U.S. Dollar falls to its lowest value since January 2015 versus a basket of currencies, due to Janet Yellen’s dovish tone

Aug 28 • Morning Roll Call • 1204 Views • Comments Off on U.S. Dollar falls to its lowest value since January 2015 versus a basket of currencies, due to Janet Yellen’s dovish tone

At the Jackson Hole meeting on Friday, the leaders of both The Fed and the ECB issued very different proclamations with regards to their central banks’ current positions and future guidance, which caused their respective currencies to move in polar opposite directions. Despite a previous and thinly veiled commitment to begin “unwinding” the Fed’s $4.5 trillion balance sheet in the days leading up to the symposium meeting, Janet Yellen failed to deliver the hawkish narrative many analysts and investors were expecting, offering up no ideas as to how the great unwind will be structured, or the timing of the process. Moreover, her platitudes at Jackson Hole failed to commit to further interest rate rises.

Mrs Yellen also suggested that any forthcoming financial regulation, involving altering the Dodd-Frank protocol, which was put in place to protect any future excessive banking behaviour, excesses that caused the sub prime meltdown from 2007 onwards, should be carefully orchestrated and be, in her opinion; “modest” adjustments. The Dodd-Frank Wall Street Reform and Consumer Protection Act was a massive piece of financial reform legislation, passed by the Obama administration in 2010, as a response to the financial crisis of 2008.
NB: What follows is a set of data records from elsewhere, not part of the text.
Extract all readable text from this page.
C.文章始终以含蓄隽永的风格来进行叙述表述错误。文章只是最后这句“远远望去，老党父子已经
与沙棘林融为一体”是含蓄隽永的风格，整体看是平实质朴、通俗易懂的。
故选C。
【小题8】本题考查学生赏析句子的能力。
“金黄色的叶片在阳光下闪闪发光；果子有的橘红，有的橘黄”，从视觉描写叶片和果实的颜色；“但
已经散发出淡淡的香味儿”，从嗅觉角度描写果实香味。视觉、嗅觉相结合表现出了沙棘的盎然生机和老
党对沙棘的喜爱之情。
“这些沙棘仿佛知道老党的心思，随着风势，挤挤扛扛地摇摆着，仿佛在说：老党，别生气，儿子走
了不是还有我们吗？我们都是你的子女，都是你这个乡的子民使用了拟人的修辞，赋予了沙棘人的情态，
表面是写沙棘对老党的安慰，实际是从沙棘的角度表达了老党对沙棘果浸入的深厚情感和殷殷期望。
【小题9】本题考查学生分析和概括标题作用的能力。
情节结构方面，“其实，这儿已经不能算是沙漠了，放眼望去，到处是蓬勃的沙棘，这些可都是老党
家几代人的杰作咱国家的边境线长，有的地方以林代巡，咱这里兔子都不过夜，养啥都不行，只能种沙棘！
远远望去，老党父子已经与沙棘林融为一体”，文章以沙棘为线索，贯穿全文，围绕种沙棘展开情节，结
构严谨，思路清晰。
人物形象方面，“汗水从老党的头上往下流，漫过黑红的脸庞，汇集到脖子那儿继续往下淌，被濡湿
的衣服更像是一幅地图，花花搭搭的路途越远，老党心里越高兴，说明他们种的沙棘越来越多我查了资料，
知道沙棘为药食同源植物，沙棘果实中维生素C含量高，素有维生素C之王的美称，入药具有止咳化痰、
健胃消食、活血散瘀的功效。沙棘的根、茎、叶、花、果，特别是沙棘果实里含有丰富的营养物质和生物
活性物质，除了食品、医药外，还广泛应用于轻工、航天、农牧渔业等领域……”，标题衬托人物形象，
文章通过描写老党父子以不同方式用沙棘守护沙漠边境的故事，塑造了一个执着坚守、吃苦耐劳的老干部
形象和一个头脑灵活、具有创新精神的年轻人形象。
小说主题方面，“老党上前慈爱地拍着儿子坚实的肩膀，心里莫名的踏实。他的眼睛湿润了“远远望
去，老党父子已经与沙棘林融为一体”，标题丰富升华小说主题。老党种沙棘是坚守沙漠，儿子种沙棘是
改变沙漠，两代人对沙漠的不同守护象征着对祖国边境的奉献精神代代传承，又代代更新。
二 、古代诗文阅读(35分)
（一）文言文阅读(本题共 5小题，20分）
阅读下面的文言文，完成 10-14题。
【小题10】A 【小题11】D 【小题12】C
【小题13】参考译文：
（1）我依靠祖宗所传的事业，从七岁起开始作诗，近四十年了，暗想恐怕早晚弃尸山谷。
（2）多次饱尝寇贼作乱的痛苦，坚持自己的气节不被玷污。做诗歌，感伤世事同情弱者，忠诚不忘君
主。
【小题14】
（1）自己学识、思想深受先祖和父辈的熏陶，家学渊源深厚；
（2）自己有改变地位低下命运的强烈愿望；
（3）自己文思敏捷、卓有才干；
This stance on Dodd-Frank puts her in direct confrontation with Trump, who wants banks to enjoy more freedom, similar to the pre 2007 levels of relaxation. Trump’s chief financial policy advisor, Gary Cohn quashed resignation rumours on Friday, whilst also stating that the planned roll back of corporation tax, in order to make USA taxes the lowest of the G7 countries, is still on track. U.S. equities initially rallied on his commitment, but the leading U.S. indices failed to hold onto the majority of the gains; the DJIA closing up 0.14% and the SPX up 0.17%. The dollar slumped versus its major peers; EUR/USD closing at circa 1.1912 on Friday, its highest level since January 2015, with GBP/USD closing the New York trading session out at circa 1.2877, up 0.7%, posting cable’s first week of gains in over three weeks. The dollar index also fell to its lowest level since January 2015. The euro gained versus all of its peers as (in contrast to Mrs. Yellen), Mario Draghi surprised investors and analysts by striking a moderately hawkish stance, when speaking at the symposium.

The COT report (commitment of traders) published on Friday, revealed that the net short positions in sterling rose marginally, euro net longs increased, yen net short positions decreased, Aussie dollar net longs were effectively unchanged, as were Swiss franc positions, gold net longs increased significantly.

Significant economic calendar events for August 28th, all times quoted are London (GMT) time

12:30, currency impacted USD. Wholesale Inventories (JUL P). Inventories are forecast to have fallen to 0.3% in the month of July, from the 0.7% figure published in June.

12:30, currency impacted USD. Advance Goods Trade Balance (JUL). A figure of -$64.5b is predicted for the July deficit, this would represent a modest deterioration on the -$63.9b figure for June.

14:30, currency impacted USD. Dallas Fed Manufacturing Activity (AUG). The figure is expected to remain unchanged, from the July figure of 16.8.

23:30, currency impacted JPY. Jobless Rate (JUL). The jobless rate in Japan is one of the lowest 2.8% in the G20, and the lowest in the G7. The June recorded figure of 2.8% is expected to remain unchanged. With Japan’s GDP and other recently published hard data being extremely positive for the nation’s economy, investors will be looking for a similar unemployment rate to be maintained.

23:30, currency impacted JPY. Household Spending (YoY) (JUL). Household spending in Japan is forecast to shrink to 0.7% in July, from the 2.3% annual rate published in June, due to seasonal factors.